Microsoft has released the beta for its next generation browser, Internet Explorer 9.
Aside from the already announced support for HTML5 and hardware accleration, Microsoft unveiled a clean new user interface, clever Windows 7 interface, and new security tools.
The user interface was stripped down to leave sites front and central. “From our point of view, the browser is the stage,” said head of IE Dean Hachamovitch at the launch event in San Francisco. “Sites on the web are the stars of the show.”
The browser was intergrated with Windows 7, to take advantage of the tools in the operating system.
Hachamovitch noted that 33 percent of Windows users had pinned something to the taskbar, but just 4 percent had added anything to the favourites list.
He claimed that 40 percent used Aero Snap to view windows side by side, but just nine percent had more than eight tabs open at once. “There are huge gaps in usage patterns,” he said.
With that in mind, IE9 users would be able to pin sites directly to the taskbar in Windows 7, so pages could be accessed without opening the browser first.
IE9 also allowed websites to create 'jumplists', so users could go directly to tasks via the site - such as sending an email, accepting a friend invite, or going directly to a news story - without working their way through the site's interface first.
Such sites would also pull in notifications, alerting users to messages directly through the OS.
Another new tool was the 'One Box', which kept track of sites visited to make site suggestions as users type -- without automatically sending that data to a search engine, Microsoft noted, taking a bit of a dig at rival Google. "The address bar is respectful of privacy," he said.
As previously announced, IE9 supported hardware accleration, with its Chakra engine leveraging multicore CPUs. Microsoft claimed to be the first to use full HTML 5 hardware acceleration, using the GPU for graphics processing - a goal Chrome and Firefox were both working on.
Microsoft also highlighted the HTML5 support, showing off a host of websites created by partners.

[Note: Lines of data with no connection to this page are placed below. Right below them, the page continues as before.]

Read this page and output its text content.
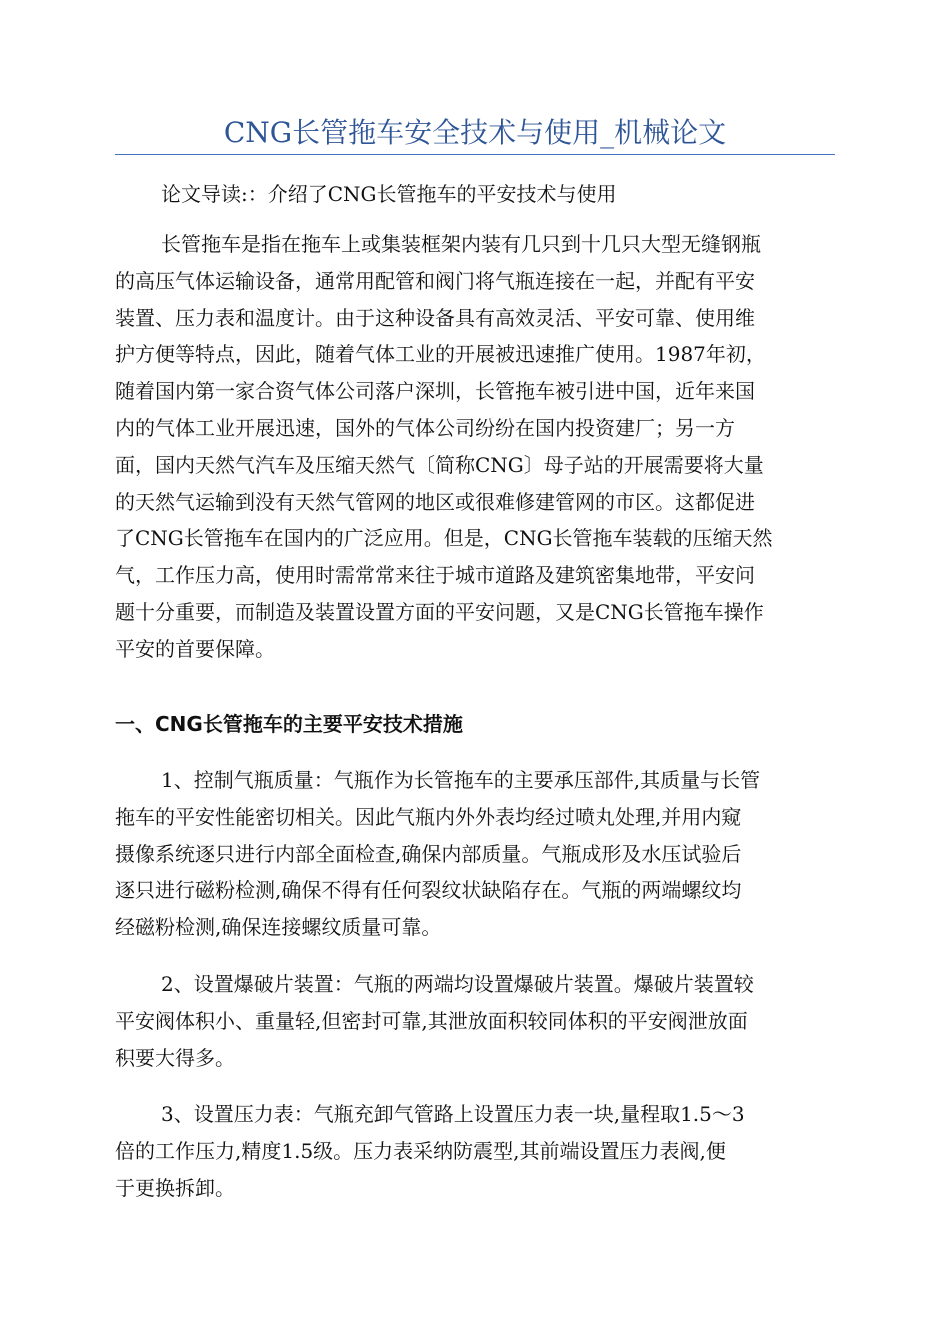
CNG长管拖车安全技术与使用_机械论文
论文导读:：介绍了CNG长管拖车的平安技术与使用
长管拖车是指在拖车上或集装框架内装有几只到十几只大型无缝钢瓶
的高压气体运输设备，通常用配管和阀门将气瓶连接在一起，并配有平安
装置、压力表和温度计。由于这种设备具有高效灵活、平安可靠、使用维
护方便等特点，因此，随着气体工业的开展被迅速推广使用。1987年初，
随着国内第一家合资气体公司落户深圳，长管拖车被引进中国，近年来国
内的气体工业开展迅速，国外的气体公司纷纷在国内投资建厂；另一方
面，国内天然气汽车及压缩天然气〔简称CNG〕母子站的开展需要将大量
的天然气运输到没有天然气管网的地区或很难修建管网的市区。这都促进
了CNG长管拖车在国内的广泛应用。但是，CNG长管拖车装载的压缩天然
气，工作压力高，使用时需常常来往于城市道路及建筑密集地带，平安问
题十分重要，而制造及装置设置方面的平安问题，又是CNG长管拖车操作
平安的首要保障。
一、CNG长管拖车的主要平安技术措施
1、控制气瓶质量：气瓶作为长管拖车的主要承压部件,其质量与长管
拖车的平安性能密切相关。因此气瓶内外外表均经过喷丸处理,并用内窥
摄像系统逐只进行内部全面检查,确保内部质量。气瓶成形及水压试验后
逐只进行磁粉检测,确保不得有任何裂纹状缺陷存在。气瓶的两端螺纹均
经磁粉检测,确保连接螺纹质量可靠。
2、设置爆破片装置：气瓶的两端均设置爆破片装置。爆破片装置较
平安阀体积小、重量轻,但密封可靠,其泄放面积较同体积的平安阀泄放面
积要大得多。
3、设置压力表：气瓶充卸气管路上设置压力表一块,量程取1.5～3
倍的工作压力,精度1.5级。压力表采纳防震型,其前端设置压力表阀,便
于更换拆卸。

The company also claimed to have sorted out the 'back' button, so users navigating within a site's own inbuilt tabs would also be able to use the browser controls without confusing matters - a revelation that won applause from developers in the crowd.
Microsoft said the browser was not just cleaner and faster, but safer. A new download manager tool, SmartScreen filter, looked for malware in files, showing a warning only when necessary rather than popping up warning windows for all downloads.
Files known to be safe would simply be downloaded, saving users from getting "fatigue" and blindly approving everything.
Hachamovitch said the "application reputation" was a nice way to describe "stranger danger for downloads". When the system asked users if they were sure about a file, "it is very clear and uses human language to explain the risks," he said.
IE9 also brought an 'Add-On Performance Adviser' to let users know when add-ons were slowing down the browser. "It makes it very clear what’s going on, and what the user can do,” Hachamovitch said, adding that 75 percent of all IE crashes were caused by add-ons.
The new version also included tab isolation as well as crash and hang recovery.